You may say big table, big fun but also in some situation a big challenge.

The manager gives you a task:

  • delete a small portion of data in the table. Only about 1% of rows need to be removed.

How would you approach this task?

What query will you build? How would you minimize logical reads? Would you approach this task differently if it was a one time activity or task executed on a regular basis?

Consider: is this table used exclusively used by you? Maybe in parallel, some other process execute inserts into this table?

Continue reading to see how to delete data in batch on SQL Server.

Setting up the stage

Stack Overflow database has Comments table. It has 24 million rows.

You need to remove records from 2008. They are not needed anymore.

how to delete

If this one time, do and forget task, you will do it using a query like this:

DELETE FROM dbo.F_Comment
WHERE CreationDate < '2009-01-01';

And pray that DBA would not notice how many resources it consumes.

Deleting in batches

There is another way. To delete data from table in batches.

Run it as many times as you need, and give DB time and allow other processes to run on the table.

View will give you a batch of rows to delete:

CREATE VIEW dbo.V_F_Comments_5000 AS
    SELECT TOP 5000 *
    FROM dbo.F_Comment
    ORDER BY CreationDate ASC;

Index will allow finding the right data faster:

CREATE INDEX IX_F_Comment_CreationDate ON dbo.F_Comment(CreationDate);

Then delete from view will take place. It will delete data from the underlying table.

DELETE FROM dbo.V_F_Comments_5000
WHERE CreationDate < '2009-01-01';

You require executing it several times, depending on how many rows you have to delete.

Why only 5 000 records?
You should test it and verify how it looks on your end. It depends on your data characteristics. This is related to lock escalation threshold.

Stored procedure - caution don't copy paste!

Let us automate it and move it to another level.

Create stored procedure that will release us from manual work and delete not needed rows based on filter.

This automation will save us a lot of manual work.

Probably you would not read the next line, but I will write it:

Please don't run it on PROD, it is not tested enough. This is not production-ready code.
These are just developers considerations.

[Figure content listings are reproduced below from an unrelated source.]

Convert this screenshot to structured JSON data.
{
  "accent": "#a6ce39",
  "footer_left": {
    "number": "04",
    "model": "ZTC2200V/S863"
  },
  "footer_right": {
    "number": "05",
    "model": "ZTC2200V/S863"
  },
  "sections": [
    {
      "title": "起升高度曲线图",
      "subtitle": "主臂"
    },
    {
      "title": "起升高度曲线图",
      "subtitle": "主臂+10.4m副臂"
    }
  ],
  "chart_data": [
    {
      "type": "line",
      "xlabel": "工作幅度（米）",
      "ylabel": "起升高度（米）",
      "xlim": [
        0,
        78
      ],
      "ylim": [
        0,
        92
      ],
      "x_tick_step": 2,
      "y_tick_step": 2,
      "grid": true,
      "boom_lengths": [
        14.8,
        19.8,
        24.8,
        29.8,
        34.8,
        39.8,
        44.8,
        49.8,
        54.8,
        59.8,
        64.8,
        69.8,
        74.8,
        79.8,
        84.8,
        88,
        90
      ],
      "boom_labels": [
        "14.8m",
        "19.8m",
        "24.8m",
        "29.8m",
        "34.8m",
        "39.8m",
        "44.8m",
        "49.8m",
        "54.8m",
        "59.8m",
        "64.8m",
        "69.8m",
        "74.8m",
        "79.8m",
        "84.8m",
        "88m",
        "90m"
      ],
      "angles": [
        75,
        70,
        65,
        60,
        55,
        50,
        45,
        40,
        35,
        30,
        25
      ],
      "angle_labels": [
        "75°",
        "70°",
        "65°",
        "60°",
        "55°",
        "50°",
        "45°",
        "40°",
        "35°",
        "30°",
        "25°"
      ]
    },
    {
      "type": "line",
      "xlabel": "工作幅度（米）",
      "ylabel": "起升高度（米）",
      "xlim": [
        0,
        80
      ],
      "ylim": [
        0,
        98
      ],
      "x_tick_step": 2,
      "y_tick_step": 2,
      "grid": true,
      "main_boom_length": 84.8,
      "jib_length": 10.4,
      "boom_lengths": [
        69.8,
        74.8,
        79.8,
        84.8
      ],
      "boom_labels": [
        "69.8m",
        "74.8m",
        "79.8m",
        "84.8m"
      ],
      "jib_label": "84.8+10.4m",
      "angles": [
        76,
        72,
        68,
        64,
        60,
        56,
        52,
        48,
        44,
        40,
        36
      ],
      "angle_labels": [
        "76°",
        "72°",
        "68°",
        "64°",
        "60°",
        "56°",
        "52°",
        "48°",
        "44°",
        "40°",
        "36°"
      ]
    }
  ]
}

Without any warranty.

CREATE PROCEDURE dbo.sp_CommentDelete
    @cutOverDate nvarchar(10)
AS
  SET NOCOUNT OFF ;
  DECLARE @deleted INT = 1
  WHILE (@deleted > 0)
  BEGIN
    DELETE dbo.V_F_Comments_5000
    WHERE CreationDate < @cutOverDate

    SET @deleted = @@ROWCOUNT
    WAITFOR DELAY '00:00:01'
  END
GO

Execution window

This part of the blog post is probably not for you but for your younger friend that is starting his data engineer career, but it adds an important point.

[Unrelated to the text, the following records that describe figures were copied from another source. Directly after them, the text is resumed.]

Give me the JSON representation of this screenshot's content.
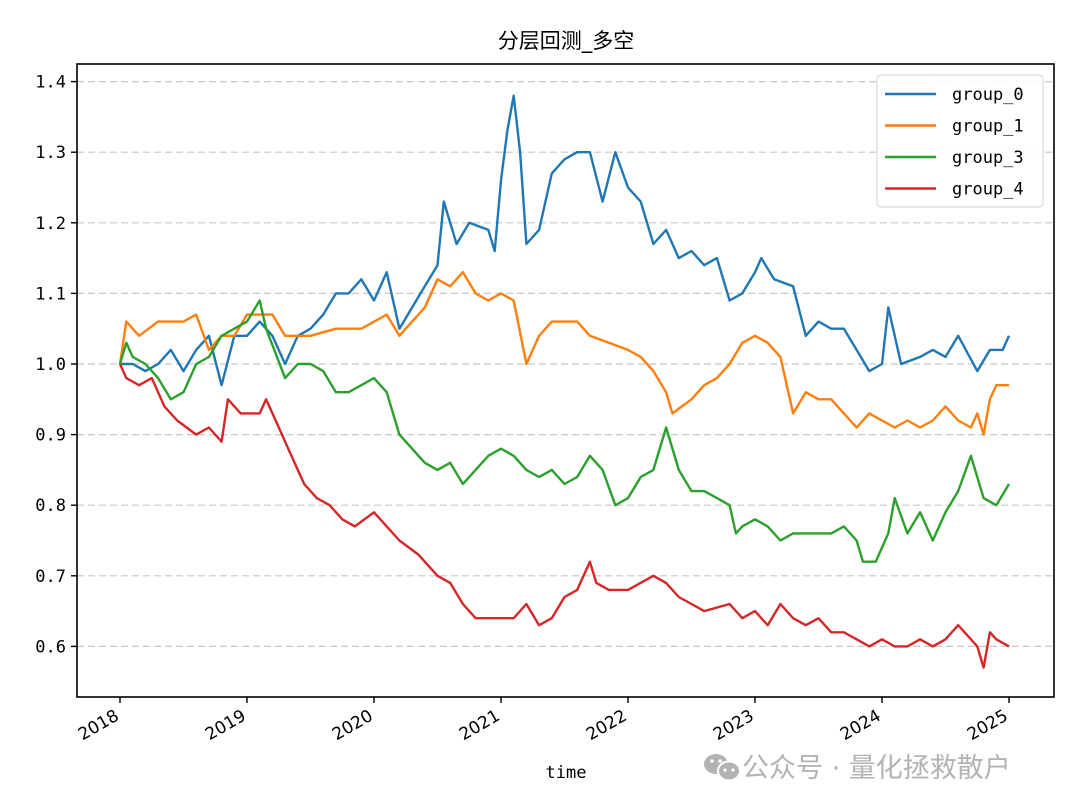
{
  "chart_data": {
    "type": "line",
    "title": "分层回测_多空",
    "xlabel": "time",
    "ylabel": "",
    "xlim": [
      2017.65,
      2025.35
    ],
    "ylim": [
      0.524,
      1.424
    ],
    "x_ticks": [
      2018,
      2019,
      2020,
      2021,
      2022,
      2023,
      2024,
      2025
    ],
    "x_tick_labels": [
      "2018",
      "2019",
      "2020",
      "2021",
      "2022",
      "2023",
      "2024",
      "2025"
    ],
    "y_ticks": [
      0.6,
      0.7,
      0.8,
      0.9,
      1.0,
      1.1,
      1.2,
      1.3,
      1.4
    ],
    "y_tick_labels": [
      "0.6",
      "0.7",
      "0.8",
      "0.9",
      "1.0",
      "1.1",
      "1.2",
      "1.3",
      "1.4"
    ],
    "grid": {
      "y": true,
      "x": false,
      "style": "dashed",
      "color": "#c8c8c8"
    },
    "legend_position": "upper right",
    "series": [
      {
        "name": "group_0",
        "color": "#1f77b4",
        "x": [
          2018.0,
          2018.1,
          2018.2,
          2018.3,
          2018.4,
          2018.5,
          2018.6,
          2018.7,
          2018.8,
          2018.9,
          2019.0,
          2019.1,
          2019.2,
          2019.3,
          2019.4,
          2019.5,
          2019.6,
          2019.7,
          2019.8,
          2019.9,
          2020.0,
          2020.1,
          2020.2,
          2020.3,
          2020.4,
          2020.5,
          2020.55,
          2020.65,
          2020.75,
          2020.9,
          2020.95,
          2021.0,
          2021.05,
          2021.1,
          2021.15,
          2021.2,
          2021.3,
          2021.4,
          2021.5,
          2021.6,
          2021.7,
          2021.8,
          2021.9,
          2022.0,
          2022.1,
          2022.2,
          2022.3,
          2022.4,
          2022.5,
          2022.6,
          2022.7,
          2022.8,
          2022.9,
          2023.0,
          2023.05,
          2023.15,
          2023.3,
          2023.4,
          2023.5,
          2023.6,
          2023.7,
          2023.8,
          2023.9,
          2024.0,
          2024.05,
          2024.15,
          2024.3,
          2024.4,
          2024.5,
          2024.6,
          2024.75,
          2024.85,
          2024.95,
          2025.0
        ],
        "values": [
          1.0,
          1.0,
          0.99,
          1.0,
          1.02,
          0.99,
          1.02,
          1.04,
          0.97,
          1.04,
          1.04,
          1.06,
          1.04,
          1.0,
          1.04,
          1.05,
          1.07,
          1.1,
          1.1,
          1.12,
          1.09,
          1.13,
          1.05,
          1.08,
          1.11,
          1.14,
          1.23,
          1.17,
          1.2,
          1.19,
          1.16,
          1.26,
          1.33,
          1.38,
          1.3,
          1.17,
          1.19,
          1.27,
          1.29,
          1.3,
          1.3,
          1.23,
          1.3,
          1.25,
          1.23,
          1.17,
          1.19,
          1.15,
          1.16,
          1.14,
          1.15,
          1.09,
          1.1,
          1.13,
          1.15,
          1.12,
          1.11,
          1.04,
          1.06,
          1.05,
          1.05,
          1.02,
          0.99,
          1.0,
          1.08,
          1.0,
          1.01,
          1.02,
          1.01,
          1.04,
          0.99,
          1.02,
          1.02,
          1.04
        ]
      },
      {
        "name": "group_1",
        "color": "#ff7f0e",
        "x": [
          2018.0,
          2018.05,
          2018.15,
          2018.3,
          2018.5,
          2018.6,
          2018.7,
          2018.8,
          2018.9,
          2019.0,
          2019.1,
          2019.2,
          2019.3,
          2019.5,
          2019.7,
          2019.9,
          2020.1,
          2020.2,
          2020.3,
          2020.4,
          2020.5,
          2020.6,
          2020.7,
          2020.8,
          2020.9,
          2021.0,
          2021.1,
          2021.2,
          2021.3,
          2021.4,
          2021.6,
          2021.7,
          2021.85,
          2022.0,
          2022.1,
          2022.2,
          2022.3,
          2022.35,
          2022.5,
          2022.6,
          2022.7,
          2022.8,
          2022.9,
          2023.0,
          2023.1,
          2023.2,
          2023.3,
          2023.4,
          2023.5,
          2023.6,
          2023.7,
          2023.8,
          2023.9,
          2024.0,
          2024.1,
          2024.2,
          2024.3,
          2024.4,
          2024.5,
          2024.6,
          2024.7,
          2024.75,
          2024.8,
          2024.85,
          2024.9,
          2025.0
        ],
        "values": [
          1.0,
          1.06,
          1.04,
          1.06,
          1.06,
          1.07,
          1.02,
          1.04,
          1.04,
          1.07,
          1.07,
          1.07,
          1.04,
          1.04,
          1.05,
          1.05,
          1.07,
          1.04,
          1.06,
          1.08,
          1.12,
          1.11,
          1.13,
          1.1,
          1.09,
          1.1,
          1.09,
          1.0,
          1.04,
          1.06,
          1.06,
          1.04,
          1.03,
          1.02,
          1.01,
          0.99,
          0.96,
          0.93,
          0.95,
          0.97,
          0.98,
          1.0,
          1.03,
          1.04,
          1.03,
          1.01,
          0.93,
          0.96,
          0.95,
          0.95,
          0.93,
          0.91,
          0.93,
          0.92,
          0.91,
          0.92,
          0.91,
          0.92,
          0.94,
          0.92,
          0.91,
          0.93,
          0.9,
          0.95,
          0.97,
          0.97
        ]
      },
      {
        "name": "group_3",
        "color": "#2ca02c",
        "x": [
          2018.0,
          2018.05,
          2018.1,
          2018.2,
          2018.3,
          2018.4,
          2018.5,
          2018.6,
          2018.7,
          2018.8,
          2018.9,
          2019.0,
          2019.1,
          2019.15,
          2019.3,
          2019.4,
          2019.5,
          2019.6,
          2019.7,
          2019.8,
          2019.9,
          2020.0,
          2020.1,
          2020.2,
          2020.3,
          2020.4,
          2020.5,
          2020.6,
          2020.7,
          2020.8,
          2020.9,
          2021.0,
          2021.1,
          2021.2,
          2021.3,
          2021.4,
          2021.5,
          2021.6,
          2021.7,
          2021.8,
          2021.9,
          2022.0,
          2022.1,
          2022.2,
          2022.3,
          2022.4,
          2022.5,
          2022.6,
          2022.7,
          2022.8,
          2022.85,
          2022.9,
          2023.0,
          2023.1,
          2023.2,
          2023.3,
          2023.5,
          2023.6,
          2023.7,
          2023.8,
          2023.85,
          2023.95,
          2024.05,
          2024.1,
          2024.2,
          2024.3,
          2024.4,
          2024.5,
          2024.6,
          2024.7,
          2024.8,
          2024.9,
          2025.0
        ],
        "values": [
          1.0,
          1.03,
          1.01,
          1.0,
          0.98,
          0.95,
          0.96,
          1.0,
          1.01,
          1.04,
          1.05,
          1.06,
          1.09,
          1.05,
          0.98,
          1.0,
          1.0,
          0.99,
          0.96,
          0.96,
          0.97,
          0.98,
          0.96,
          0.9,
          0.88,
          0.86,
          0.85,
          0.86,
          0.83,
          0.85,
          0.87,
          0.88,
          0.87,
          0.85,
          0.84,
          0.85,
          0.83,
          0.84,
          0.87,
          0.85,
          0.8,
          0.81,
          0.84,
          0.85,
          0.91,
          0.85,
          0.82,
          0.82,
          0.81,
          0.8,
          0.76,
          0.77,
          0.78,
          0.77,
          0.75,
          0.76,
          0.76,
          0.76,
          0.77,
          0.75,
          0.72,
          0.72,
          0.76,
          0.81,
          0.76,
          0.79,
          0.75,
          0.79,
          0.82,
          0.87,
          0.81,
          0.8,
          0.83
        ]
      },
      {
        "name": "group_4",
        "color": "#d62728",
        "x": [
          2018.0,
          2018.05,
          2018.15,
          2018.25,
          2018.35,
          2018.45,
          2018.6,
          2018.7,
          2018.8,
          2018.85,
          2018.95,
          2019.1,
          2019.15,
          2019.25,
          2019.35,
          2019.45,
          2019.55,
          2019.65,
          2019.75,
          2019.85,
          2020.0,
          2020.1,
          2020.2,
          2020.35,
          2020.5,
          2020.6,
          2020.7,
          2020.8,
          2021.0,
          2021.1,
          2021.2,
          2021.3,
          2021.4,
          2021.5,
          2021.6,
          2021.7,
          2021.75,
          2021.85,
          2022.0,
          2022.2,
          2022.3,
          2022.4,
          2022.5,
          2022.6,
          2022.8,
          2022.9,
          2023.0,
          2023.1,
          2023.2,
          2023.3,
          2023.4,
          2023.5,
          2023.6,
          2023.7,
          2023.8,
          2023.9,
          2024.0,
          2024.1,
          2024.2,
          2024.3,
          2024.4,
          2024.5,
          2024.6,
          2024.7,
          2024.75,
          2024.8,
          2024.85,
          2024.9,
          2025.0
        ],
        "values": [
          1.0,
          0.98,
          0.97,
          0.98,
          0.94,
          0.92,
          0.9,
          0.91,
          0.89,
          0.95,
          0.93,
          0.93,
          0.95,
          0.91,
          0.87,
          0.83,
          0.81,
          0.8,
          0.78,
          0.77,
          0.79,
          0.77,
          0.75,
          0.73,
          0.7,
          0.69,
          0.66,
          0.64,
          0.64,
          0.64,
          0.66,
          0.63,
          0.64,
          0.67,
          0.68,
          0.72,
          0.69,
          0.68,
          0.68,
          0.7,
          0.69,
          0.67,
          0.66,
          0.65,
          0.66,
          0.64,
          0.65,
          0.63,
          0.66,
          0.64,
          0.63,
          0.64,
          0.62,
          0.62,
          0.61,
          0.6,
          0.61,
          0.6,
          0.6,
          0.61,
          0.6,
          0.61,
          0.63,
          0.61,
          0.6,
          0.57,
          0.62,
          0.61,
          0.6
        ]
      }
    ]
  },
  "watermark": {
    "icon": "wechat-icon",
    "text": "公众号 · 量化拯救散户"
  }
}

So you have it. Your code ready to execute. But wait. There is another point.

Do you have free access to PROD? And you would like to try this code right away? What can possibly go wrong?

Probably copying the code from a stranger on the internet can give you a bit of adrenaline, but it is not recommended.

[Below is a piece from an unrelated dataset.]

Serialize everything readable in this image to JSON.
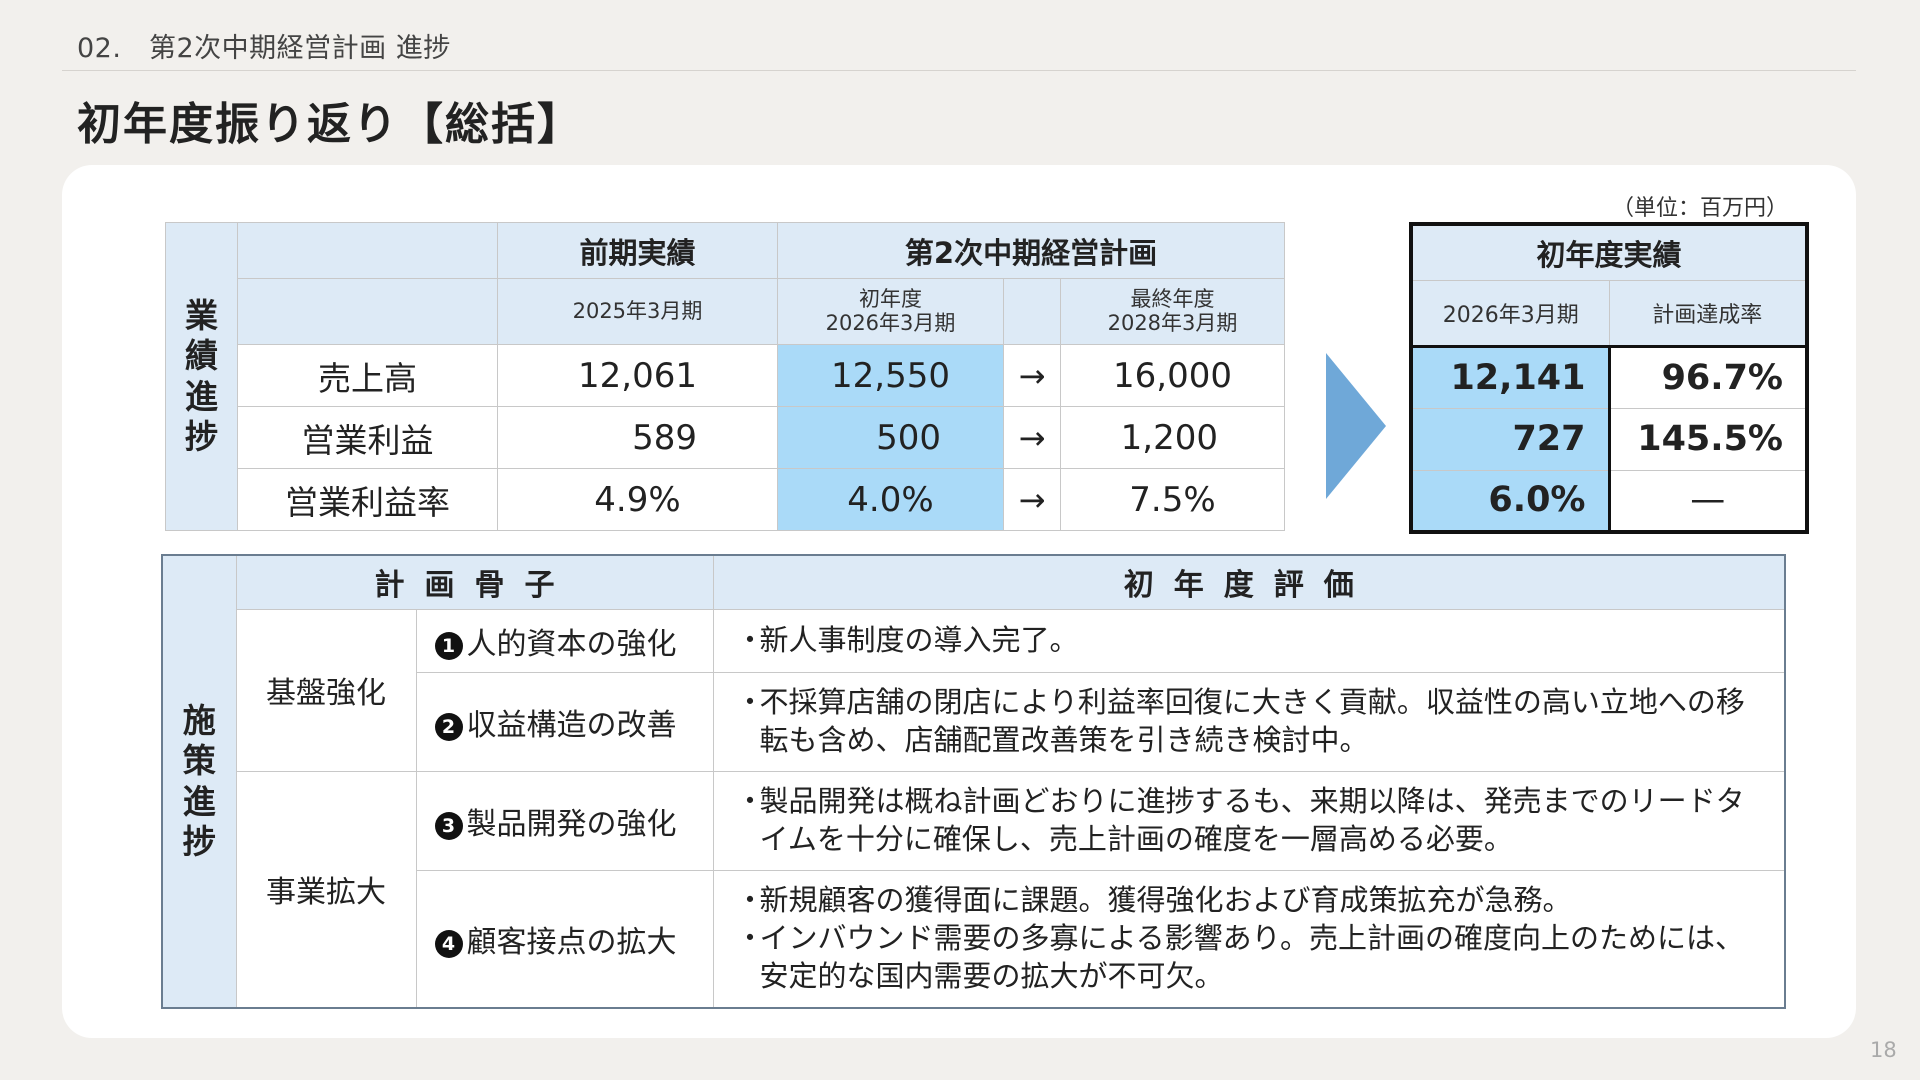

Also consider when would you like to execute this script?

During the office hours? When you have a lunch break? Or maybe after 5 PM when there is hardly anyone in the office.

When your organization is mature enough you may also have something like maintenance, service or release windows, so you already have a window when your script will be executed.

Summary and other considerations

You may ask is this method faster then regular delete?

In my scenario, slightly, but it has other advantages.

It allows you to avoid exclusive looks that might happen. Also it does not eat all the server resources. It performs part of the job, waits a bit for and gives other, maybe more important processes time to jump in.

If you would like to use it on production environment, please play with delay time and number of records that you are removing in one batch. If you have more sophisticated demand on deletion, and you have even bigger constraint on performance, please give this a read:
https://michaeljswart.com/2014/09/take-care-when-scripting-batches/

This post was inspired by Brent Ozar's:
https://www.brentozar.com/archive/2018/04/how-to-delete-just-some-rows-from-a-really-big-table/

Active learning:

  1. Can you delete data using Views in SQL Server?
  2. What other delete technics from BIG table do you know? (https://nextlevelbi.pl/jak-usunac-dane-z-tabeli-bez-delete/)
  3. When is the best time to execute this query?
  4. Can you copy and paste scripts from the stranger on the internet and put it into production?